Parenting in easy mode

There is a “joke” that regularly makes the rounds online: you don’t know tired unless you’re ’parent tired’. Every time he sees this, my husband grits his teeth and tries not to snap that the people posting this (and it is always parents of neuro-typical children, as the rest of us don’t have the time) themselves don’t know tired, as they are “parenting on easy mode.”

It is an ongoing bugbear of mine – and of the mothers of other neuro-spicy children I know – that parents of NT children will frequently offer advice and counselling. Normally in a sage tone, like they have all the answers and know everything about our challenges.

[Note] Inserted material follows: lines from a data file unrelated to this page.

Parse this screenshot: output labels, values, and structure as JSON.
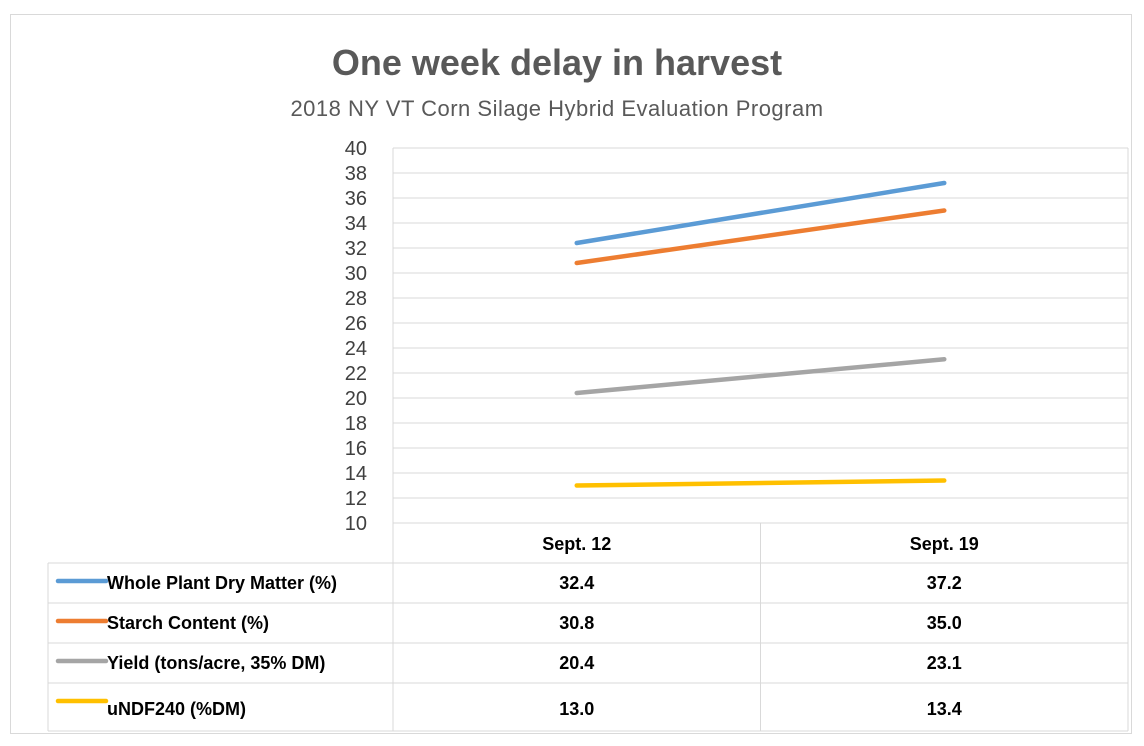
{
  "chart_data": {
    "type": "line",
    "title": "One week delay in harvest",
    "subtitle": "2018 NY VT Corn Silage Hybrid Evaluation Program",
    "categories": [
      "Sept. 12",
      "Sept. 19"
    ],
    "ylim": [
      10,
      40
    ],
    "ytick_step": 2,
    "yticks": [
      "10",
      "12",
      "14",
      "16",
      "18",
      "20",
      "22",
      "24",
      "26",
      "28",
      "30",
      "32",
      "34",
      "36",
      "38",
      "40"
    ],
    "grid": true,
    "legend_placement": "data-table-left",
    "series": [
      {
        "name": "Whole Plant Dry Matter (%)",
        "color": "#5b9bd5",
        "values": [
          32.4,
          37.2
        ],
        "labels": [
          "32.4",
          "37.2"
        ]
      },
      {
        "name": "Starch Content  (%)",
        "color": "#ed7d31",
        "values": [
          30.8,
          35.0
        ],
        "labels": [
          "30.8",
          "35.0"
        ]
      },
      {
        "name": "Yield (tons/acre, 35% DM)",
        "color": "#a5a5a5",
        "values": [
          20.4,
          23.1
        ],
        "labels": [
          "20.4",
          "23.1"
        ]
      },
      {
        "name": "uNDF240 (%DM)",
        "color": "#ffc000",
        "values": [
          13.0,
          13.4
        ],
        "labels": [
          "13.0",
          "13.4"
        ]
      }
    ]
  }
}
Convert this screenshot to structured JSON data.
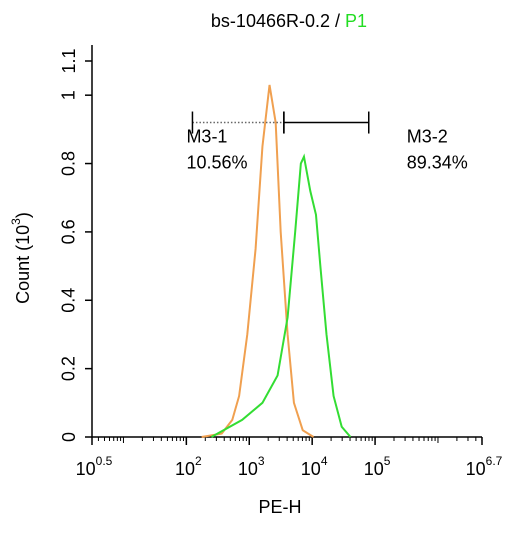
{
  "chart_data": {
    "type": "line",
    "title": "bs-10466R-0.2 /",
    "title_gate": "P1",
    "title_gate_color": "#22dd22",
    "xlabel": "PE-H",
    "ylabel": {
      "text": "Count (10",
      "exponent": "3",
      "tail": ")"
    },
    "xscale": "log",
    "minor_xticks": true,
    "xlim": [
      3.1623,
      5011872
    ],
    "xticks": [
      {
        "value": 3.1623,
        "label": "10",
        "exponent": "0.5"
      },
      {
        "value": 100,
        "label": "10",
        "exponent": "2"
      },
      {
        "value": 1000,
        "label": "10",
        "exponent": "3"
      },
      {
        "value": 10000,
        "label": "10",
        "exponent": "4"
      },
      {
        "value": 100000,
        "label": "10",
        "exponent": "5"
      },
      {
        "value": 5011872,
        "label": "10",
        "exponent": "6.7"
      }
    ],
    "ylim": [
      0,
      1.1
    ],
    "yticks": [
      0,
      0.2,
      0.4,
      0.6,
      0.8,
      1,
      1.1
    ],
    "series": [
      {
        "color": "#f0a050",
        "x": [
          175,
          365,
          537,
          690,
          930,
          1260,
          1620,
          2100,
          2630,
          3160,
          4070,
          5130,
          7080,
          10500
        ],
        "values": [
          0,
          0.01,
          0.05,
          0.12,
          0.3,
          0.55,
          0.85,
          1.03,
          0.92,
          0.6,
          0.3,
          0.1,
          0.02,
          0
        ]
      },
      {
        "color": "#33dd33",
        "x": [
          250,
          770,
          1620,
          2820,
          4070,
          5370,
          6610,
          7410,
          9330,
          11500,
          13500,
          16900,
          21900,
          29500,
          40700
        ],
        "values": [
          0,
          0.05,
          0.1,
          0.18,
          0.35,
          0.6,
          0.8,
          0.82,
          0.72,
          0.65,
          0.5,
          0.3,
          0.12,
          0.03,
          0
        ]
      }
    ],
    "gates": [
      {
        "name": "M3-1",
        "percent": 10.56,
        "percent_label": "10.56%",
        "range": [
          125,
          3550
        ],
        "y": 0.92,
        "style": "dotted"
      },
      {
        "name": "M3-2",
        "percent": 89.34,
        "percent_label": "89.34%",
        "range": [
          3550,
          79400
        ],
        "y": 0.92,
        "style": "solid"
      }
    ]
  }
}
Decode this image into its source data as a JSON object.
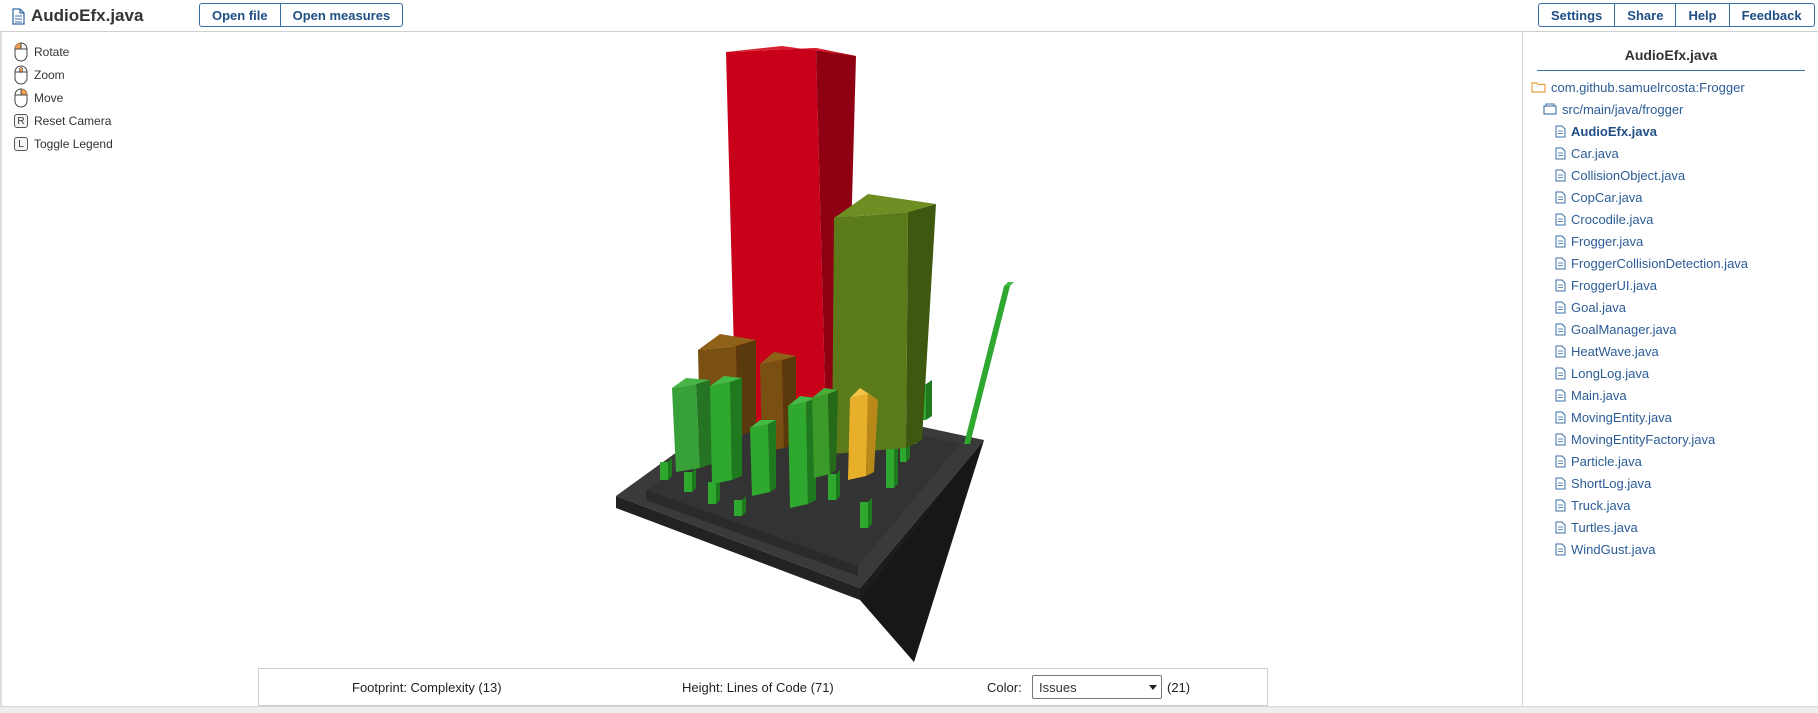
{
  "header": {
    "file_name": "AudioEfx.java",
    "buttons_left": [
      "Open file",
      "Open measures"
    ],
    "buttons_right": [
      "Settings",
      "Share",
      "Help",
      "Feedback"
    ]
  },
  "controls": [
    {
      "icon": "mouse-left-icon",
      "label": "Rotate"
    },
    {
      "icon": "mouse-wheel-icon",
      "label": "Zoom"
    },
    {
      "icon": "mouse-right-icon",
      "label": "Move"
    },
    {
      "icon": "key-r-icon",
      "key": "R",
      "label": "Reset Camera"
    },
    {
      "icon": "key-l-icon",
      "key": "L",
      "label": "Toggle Legend"
    }
  ],
  "legend": {
    "footprint": "Footprint: Complexity (13)",
    "height": "Height: Lines of Code (71)",
    "color_label": "Color:",
    "color_value": "Issues",
    "color_count": "(21)"
  },
  "sidebar": {
    "title": "AudioEfx.java",
    "project": "com.github.samuelrcosta:Frogger",
    "package": "src/main/java/frogger",
    "files": [
      "AudioEfx.java",
      "Car.java",
      "CollisionObject.java",
      "CopCar.java",
      "Crocodile.java",
      "Frogger.java",
      "FroggerCollisionDetection.java",
      "FroggerUI.java",
      "Goal.java",
      "GoalManager.java",
      "HeatWave.java",
      "LongLog.java",
      "Main.java",
      "MovingEntity.java",
      "MovingEntityFactory.java",
      "Particle.java",
      "ShortLog.java",
      "Truck.java",
      "Turtles.java",
      "WindGust.java"
    ],
    "selected_file": "AudioEfx.java"
  },
  "colors": {
    "accent": "#3a6ea8",
    "issues_high": "#c8001a",
    "issues_mid": "#7a5012",
    "issues_warn": "#e8b02a",
    "issues_low": "#2fa82f",
    "base": "#2b2b2b"
  }
}
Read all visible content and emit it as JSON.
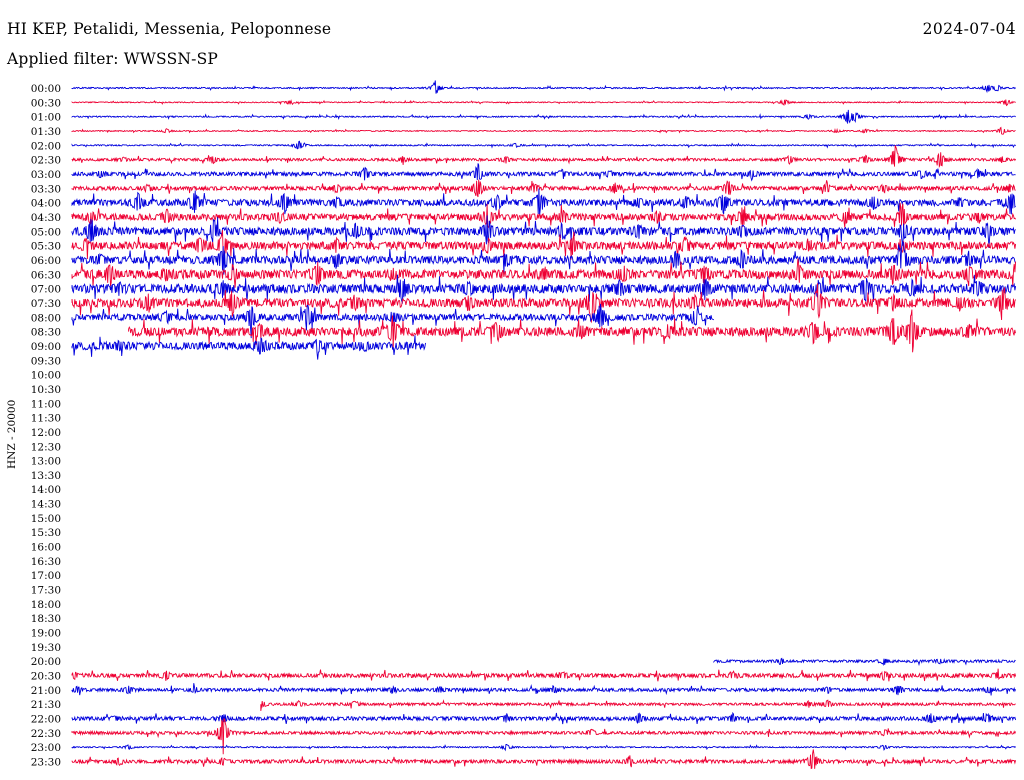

Here’s a newsflash. If your child is developing at the normal rate: can survive and understand society in a way that’s deemed acceptable for their age; doesn’t routinely go home and crumple into an emotional or physical mess; can sleep on an average night without the need for chemical or hormonal treatments… then don’t give us your two pence worth. You have NO idea what we are facing with children who don’t fit the typical mold.

At present, I am typing this in a soft play, grateful that I don’t need to look at the keyboard (and that my husband will edit it to make it make sense and check the SPAG later) so I can keep my eyes fixed on my daughter. I can’t take my attention off her. She is continually trying to engage with other babies and their parents. She will try and adopt the parents, or encourage younger children on to equipment that is too advanced for them. Not out of malice, but because she doesn’t understand that smaller children and babies should not be on drop slides, and their parents may not approve of this. I also need to keep her out of the baby areas. I can’t tell her and expect her to play in the areas she should be in because she doesn’t ’get it’. 

I don’t need to hear about what works for your child: it won’t work for mine. I don’t care if your 10 year old will do what you ask, because you were ‘strict when they were young and told them no’ – good for you. My kid was non-verbal and *didn’t understand* being told anything, so explain how that would work. I don’t want to know that you toileted your youngest pre-birth and were teaching them calculus at 3 months. I don’t care. 

I have been told, as have others in my situation, that I should put her in time out or other consequences. These have no meaning for my daughter. She doesn’t understand why she is being punished, or even that it is a punishment, so there is no point. Thus far, the most effective threat we have found for her is ‘I will boop your nose’. 

Seriously. Not something that would work with most kids, but for mine it’s the best way of distracting her out of whatever she has hyper fixated on at that moment. She’ll stop what she’s doing (yay!) in order to gigglingly protect her nose from the ominous adult finger. It’s also something you can growl (or yell) in public and no one will report you for it. So, win-win. 

So if you’re parenting in easy mode, and you know or meet parents that have neuro-divergent kids, please do us all a favour and don’t offer advice unless asked for it.